Someone – gives feedback
You – bro, you don’t know what I’m talking about

Ok, then.

RikSmits
July 12, 2021 11:18 pm
Reply to  4on5

Vivek owns the controlling shares but well less than 50% right?

I think he now controls somewhere around 22-23%.

From a 2017 article by Kevin Arnovitz (still a fascinating read) on the Kings:
Though he owns less than 20 percent of the franchise, Ranadive was named Sacramento’s majority owner or controlling governor. It was an unusual arrangement that required approval from the NBA, but this distinction gave him unchecked power to make important organizational decisions, even if those disagreeing represented a greater share of ownership.”
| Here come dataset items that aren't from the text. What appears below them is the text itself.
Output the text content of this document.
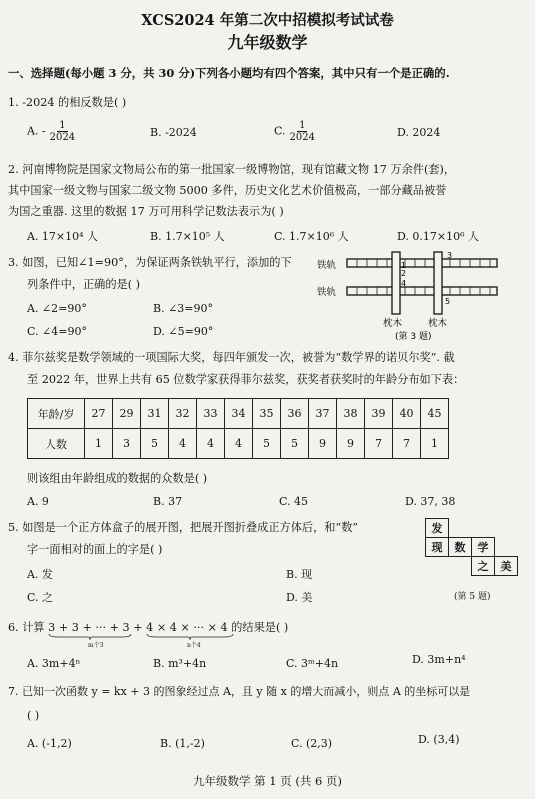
XCS2024 年第二次中招模拟考试试卷
九年级数学
一、选择题(每小题 3 分，共 30 分)下列各小题均有四个答案，其中只有一个是正确的.
1. -2024 的相反数是( )
A. - $\frac{1}{2024}$	B. -2024	C. $\frac{1}{2024}$	D. 2024
2. 河南博物院是国家文物局公布的第一批国家一级博物馆，现有馆藏文物 17 万余件(套)，
其中国家一级文物与国家二级文物 5000 多件，历史文化艺术价值极高，一部分藏品被誉
为国之重器. 这里的数据 17 万可用科学记数法表示为( )
A. 17×10⁴ 人	B. 1.7×10⁵ 人	C. 1.7×10⁶ 人	D. 0.17×10⁶ 人
3. 如图，已知∠1=90°，为保证两条铁轨平行，添加的下
列条件中，正确的是( )
A. ∠2=90°	B. ∠3=90°
C. ∠4=90°	D. ∠5=90°
铁轨
铁轨
1
2
3
4
5
枕木	枕木
(第 3 题)
4. 菲尔兹奖是数学领域的一项国际大奖，每四年颁发一次，被誉为“数学界的诺贝尔奖”. 截
至 2022 年，世界上共有 65 位数学家获得菲尔兹奖，获奖者获奖时的年龄分布如下表：
年龄/岁	27	29	31	32	33	34	35	36	37	38	39	40	45
人数	1	3	5	4	4	4	5	5	9	9	7	7	1
则该组由年龄组成的数据的众数是( )
A. 9	B. 37	C. 45	D. 37, 38
5. 如图是一个正方体盒子的展开图，把展开图折叠成正方体后，和“数”
字一面相对的面上的字是( )
A. 发	B. 现
C. 之	D. 美
发
现	数	学
之	美
(第 5 题)
6. 计算 3 + 3 + ··· + 3 + 4 × 4 × ··· × 4 的结果是( )
m个3	n个4
A. 3m+4ⁿ	B. m³+4n	C. 3ᵐ+4n	D. 3m+n⁴
7. 已知一次函数 y = kx + 3 的图象经过点 A，且 y 随 x 的增大而减小，则点 A 的坐标可以是
( )
A. (-1,2)	B. (1,-2)	C. (2,3)	D. (3,4)
九年级数学 第 1 页 (共 6 页)
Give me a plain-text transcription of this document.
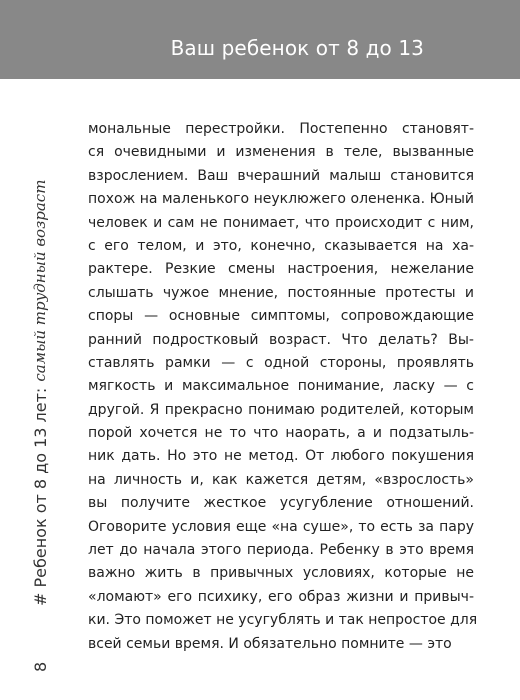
Ваш ребенок от 8 до 13
мональные перестройки. Постепенно становят-
ся очевидными и изменения в теле, вызванные
взрослением. Ваш вчерашний малыш становится
похож на маленького неуклюжего олененка. Юный
человек и сам не понимает, что происходит с ним,
с его телом, и это, конечно, сказывается на ха-
рактере. Резкие смены настроения, нежелание
слышать чужое мнение, постоянные протесты и
споры — основные симптомы, сопровождающие
ранний подростковый возраст. Что делать? Вы-
ставлять рамки — с одной стороны, проявлять
мягкость и максимальное понимание, ласку — с
другой. Я прекрасно понимаю родителей, которым
порой хочется не то что наорать, а и подзатыль-
ник дать. Но это не метод. От любого покушения
на личность и, как кажется детям, «взрослость»
вы получите жесткое усугубление отношений.
Оговорите условия еще «на суше», то есть за пару
лет до начала этого периода. Ребенку в это время
важно жить в привычных условиях, которые не
«ломают» его психику, его образ жизни и привыч-
ки. Это поможет не усугублять и так непростое для
всей семьи время. И обязательно помните — это
8
# Ребенок от 8 до 13 лет:
самый трудный возраст
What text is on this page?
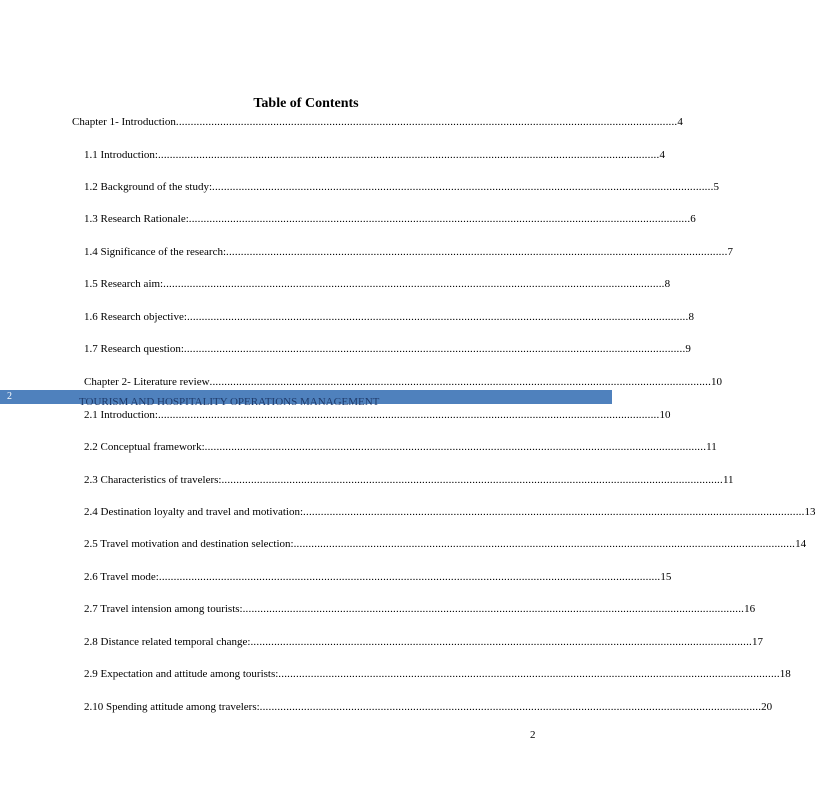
Table of Contents
Chapter 1- Introduction .......................................................................................................................................................................... 4
1.1 Introduction: .......................................................................................................................................................................... 4
1.2 Background of the study: .......................................................................................................................................................................... 5
1.3 Research Rationale: .......................................................................................................................................................................... 6
1.4 Significance of the research: .......................................................................................................................................................................... 7
1.5 Research aim: .......................................................................................................................................................................... 8
1.6 Research objective: .......................................................................................................................................................................... 8
1.7 Research question: .......................................................................................................................................................................... 9
Chapter 2- Literature review .......................................................................................................................................................................... 10
2	TOURISM AND HOSPITALITY OPERATIONS MANAGEMENT
2.1 Introduction: .......................................................................................................................................................................... 10
2.2 Conceptual framework: .......................................................................................................................................................................... 11
2.3 Characteristics of travelers: .......................................................................................................................................................................... 11
2.4 Destination loyalty and travel and motivation: .......................................................................................................................................................................... 13
2.5 Travel motivation and destination selection: .......................................................................................................................................................................... 14
2.6 Travel mode: .......................................................................................................................................................................... 15
2.7 Travel intension among tourists: .......................................................................................................................................................................... 16
2.8 Distance related temporal change: .......................................................................................................................................................................... 17
2.9 Expectation and attitude among tourists: .......................................................................................................................................................................... 18
2.10 Spending attitude among travelers: .......................................................................................................................................................................... 20
2
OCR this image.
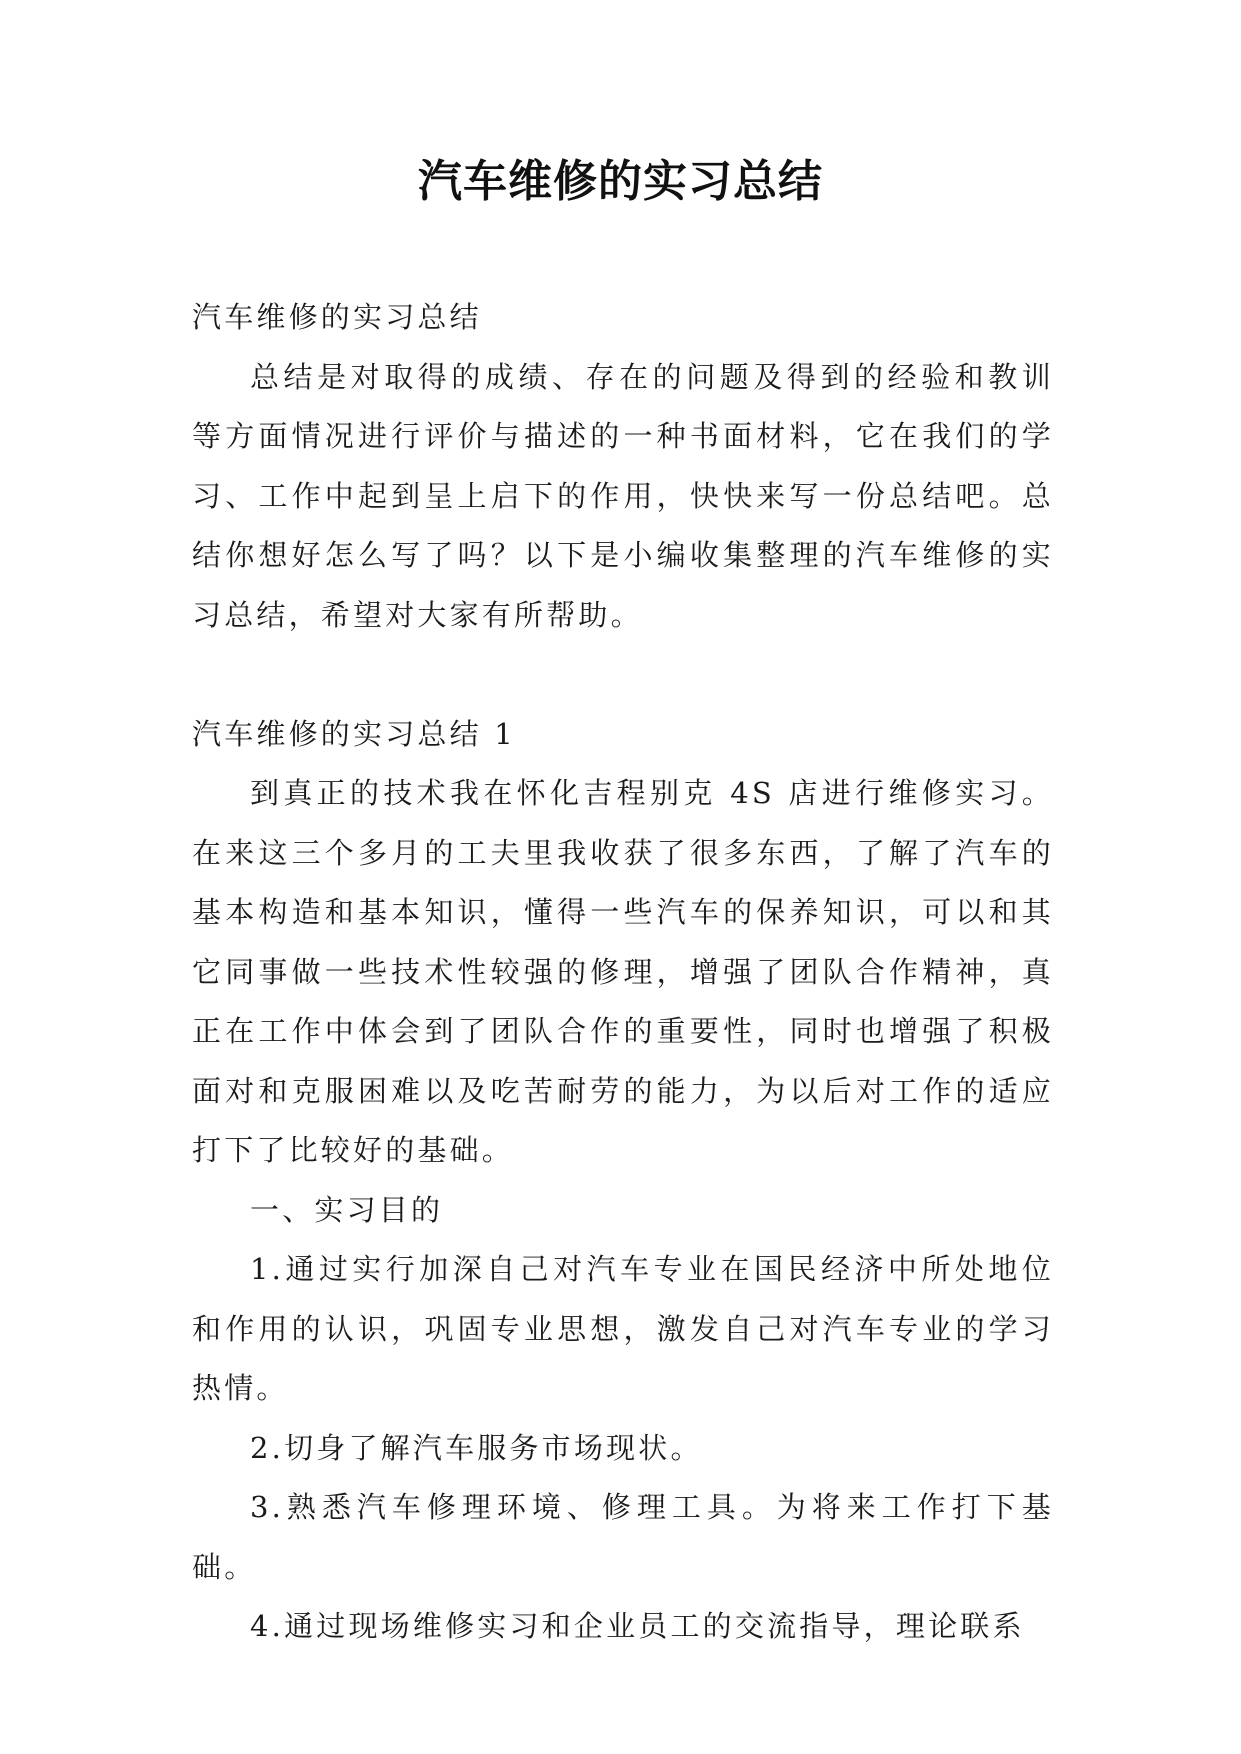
汽车维修的实习总结

汽车维修的实习总结

总结是对取得的成绩、存在的问题及得到的经验和教训等方面情况进行评价与描述的一种书面材料，它在我们的学习、工作中起到呈上启下的作用，快快来写一份总结吧。总结你想好怎么写了吗？以下是小编收集整理的汽车维修的实习总结，希望对大家有所帮助。

汽车维修的实习总结 1

到真正的技术我在怀化吉程别克 4S 店进行维修实习。在来这三个多月的工夫里我收获了很多东西，了解了汽车的基本构造和基本知识，懂得一些汽车的保养知识，可以和其它同事做一些技术性较强的修理，增强了团队合作精神，真正在工作中体会到了团队合作的重要性，同时也增强了积极面对和克服困难以及吃苦耐劳的能力，为以后对工作的适应打下了比较好的基础。

一、实习目的

1.通过实行加深自己对汽车专业在国民经济中所处地位和作用的认识，巩固专业思想，激发自己对汽车专业的学习热情。

2.切身了解汽车服务市场现状。

3.熟悉汽车修理环境、修理工具。为将来工作打下基础。

4.通过现场维修实习和企业员工的交流指导，理论联系
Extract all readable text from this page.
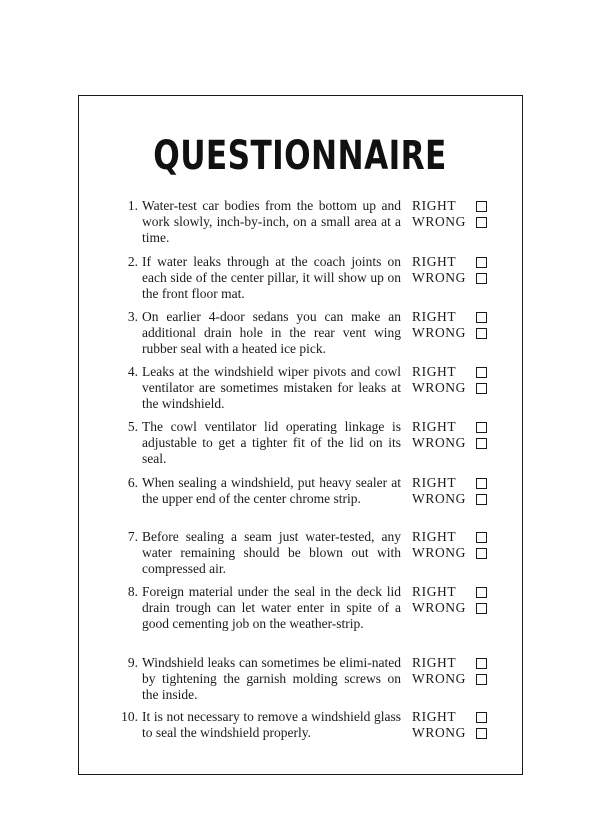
QUESTIONNAIRE
1. Water-test car bodies from the bottom up and work slowly, inch-by-inch, on a small area at a time.
RIGHT
WRONG
2. If water leaks through at the coach joints on each side of the center pillar, it will show up on the front floor mat.
RIGHT
WRONG
3. On earlier 4-door sedans you can make an additional drain hole in the rear vent wing rubber seal with a heated ice pick.
RIGHT
WRONG
4. Leaks at the windshield wiper pivots and cowl ventilator are sometimes mistaken for leaks at the windshield.
RIGHT
WRONG
5. The cowl ventilator lid operating linkage is adjustable to get a tighter fit of the lid on its seal.
RIGHT
WRONG
6. When sealing a windshield, put heavy sealer at the upper end of the center chrome strip.
RIGHT
WRONG
7. Before sealing a seam just water-tested, any water remaining should be blown out with compressed air.
RIGHT
WRONG
8. Foreign material under the seal in the deck lid drain trough can let water enter in spite of a good cementing job on the weather-strip.
RIGHT
WRONG
9. Windshield leaks can sometimes be elimi-nated by tightening the garnish molding screws on the inside.
RIGHT
WRONG
10. It is not necessary to remove a windshield glass to seal the windshield properly.
RIGHT
WRONG
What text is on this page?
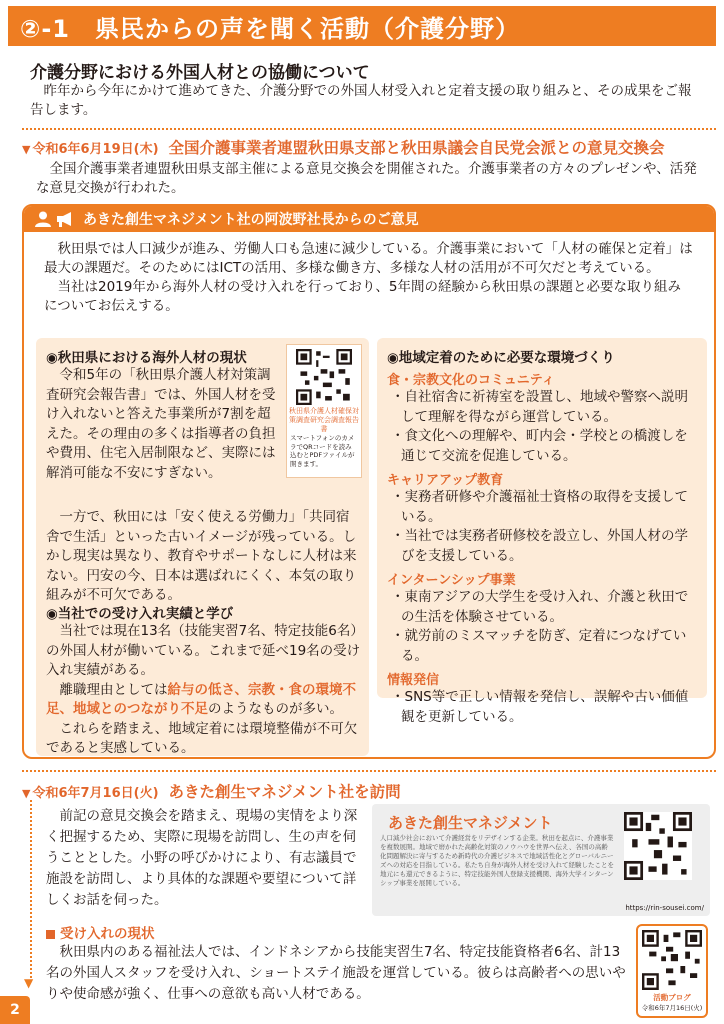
②-1　県民からの声を聞く活動（介護分野）
介護分野における外国人材との協働について
昨年から今年にかけて進めてきた、介護分野での外国人材受入れと定着支援の取り組みと、その成果をご報告します。
▼ 令和6年6月19日(木) 全国介護事業者連盟秋田県支部と秋田県議会自民党会派との意見交換会
全国介護事業者連盟秋田県支部主催による意見交換会を開催された。介護事業者の方々のプレゼンや、活発な意見交換が行われた。
あきた創生マネジメント社の阿波野社長からのご意見

秋田県では人口減少が進み、労働人口も急速に減少している。介護事業において「人材の確保と定着」は最大の課題だ。そのためにはICTの活用、多様な働き方、多様な人材の活用が不可欠だと考えている。

当社は2019年から海外人材の受け入れを行っており、5年間の経験から秋田県の課題と必要な取り組みについてお伝えする。

◉秋田県における海外人材の現状

令和5年の「秋田県介護人材対策調査研究会報告書」では、外国人材を受け入れないと答えた事業所が7割を超えた。その理由の多くは指導者の負担や費用、住宅入居制限など、実際には解消可能な不安にすぎない。

一方で、秋田には「安く使える労働力」「共同宿舎で生活」といった古いイメージが残っている。しかし現実は異なり、教育やサポートなしに人材は来ない。円安の今、日本は選ばれにくく、本気の取り組みが不可欠である。

秋田県介護人材確保対策調査研究会調査報告書
スマートフォンのカメラでQRコードを読み込むとPDFファイルが開きます。
◉当社での受け入れ実績と学び

当社では現在13名（技能実習7名、特定技能6名）の外国人材が働いている。これまで延べ19名の受け入れ実績がある。

離職理由としては給与の低さ、宗教・食の環境不足、地域とのつながり不足のようなものが多い。

これらを踏まえ、地域定着には環境整備が不可欠であると実感している。

◉地域定着のために必要な環境づくり
食・宗教文化のコミュニティ
・自社宿舎に祈祷室を設置し、地域や警察へ説明して理解を得ながら運営している。
・食文化への理解や、町内会・学校との橋渡しを通じて交流を促進している。
キャリアアップ教育
・実務者研修や介護福祉士資格の取得を支援している。
・当社では実務者研修校を設立し、外国人材の学びを支援している。
インターンシップ事業
・東南アジアの大学生を受け入れ、介護と秋田での生活を体験させている。
・就労前のミスマッチを防ぎ、定着につなげている。
情報発信
・SNS等で正しい情報を発信し、誤解や古い価値観を更新している。
▼ 令和6年7月16日(火) あきた創生マネジメント社を訪問
▼
前記の意見交換会を踏まえ、現場の実情をより深く把握するため、実際に現場を訪問し、生の声を伺うこととした。小野の呼びかけにより、有志議員で施設を訪問し、より具体的な課題や要望について詳しくお話を伺った。
あきた創生マネジメント
人口減少社会において介護経営をリデザインする企業。秋田を起点に、介護事業を複数展開。地域で磨かれた高齢化対策のノウハウを世界へ伝え、各国の高齢化問題解決に寄与するため新時代の介護ビジネスで地域活性化とグローバルニーズへの対応を目指している。私たち自身が海外人材を受け入れて経験したことを地元にも還元できるように、特定技能外国人登録支援機関、海外大学インターンシップ事業を展開している。
https://rin-sousei.com/
受け入れの現状
秋田県内のある福祉法人では、インドネシアから技能実習生7名、特定技能資格者6名、計13名の外国人スタッフを受け入れ、ショートステイ施設を運営している。彼らは高齢者への思いやりや使命感が強く、仕事への意欲も高い人材である。	活動ブログ
令和6年7月16日(火)
2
Is DeMarcus Cousins or the Sacramento Kings the real problem? (espn.com)

I believe he acquired something like a 3% stake from another minority owner since

Kosta
July 12, 2021 6:51 pm
Last edited 23 days ago by Kosta
Sacto_J
July 13, 2021 7:43 am
Reply to  Kosta

Great, we’re acquiring another guard…

Marty
July 12, 2021 7:14 pm

A faceless investment service seems like a perfect fit for one of the worst ownerships in NBA history.

Marty
July 13, 2021 7:49 am
Reply to  Greg

they aren’t really paying attention to the quality of the team.

obviously 😜

NorCalKingsFan
July 12, 2021 7:36 pm

I bet they asked the league to help them find investors of any team that are willing to sell. This just looks like a long term hold by an investment firm, more so in the rising value of NBA teams in general than any particular team.

NorCalKingsFan
July 12, 2021 9:26 pm
Reply to  Greg

on the same page…”find investors of any team” = minority members willing to sell their ownership stake

July 13, 2021 7:45 am

In some NBA cities, I can understand why writers and fans do not want to wade into the business side of ownership. The Kings have the longest NBA playoff drought ever in one NBA city in large part because their last owners had liquidity issues. The local media and almost all the fan sites missed that story for a very long time, often parroting illogical claims that the team was still owned like most NBA teams for 2-3 years, before owners that were flat broke — by NBA standards — were acknowledged as having a material liquidity issue. Now a franchise that is suffering massive losses and has NBA majority owner with just a 23 percent stake in the team … who almost certainly has a right of first refusal and undisputedly has the option to bid … appears to have passed all of the shares that were just sold. This issue being covered this way and with such little attention is why this city does not typically have nice things regarding the Kings.

BeTheBall
July 13, 2021 2:17 pm
Reply to  4on5

Well, considering you clearly have all the answers, then why were you asking questions further up above?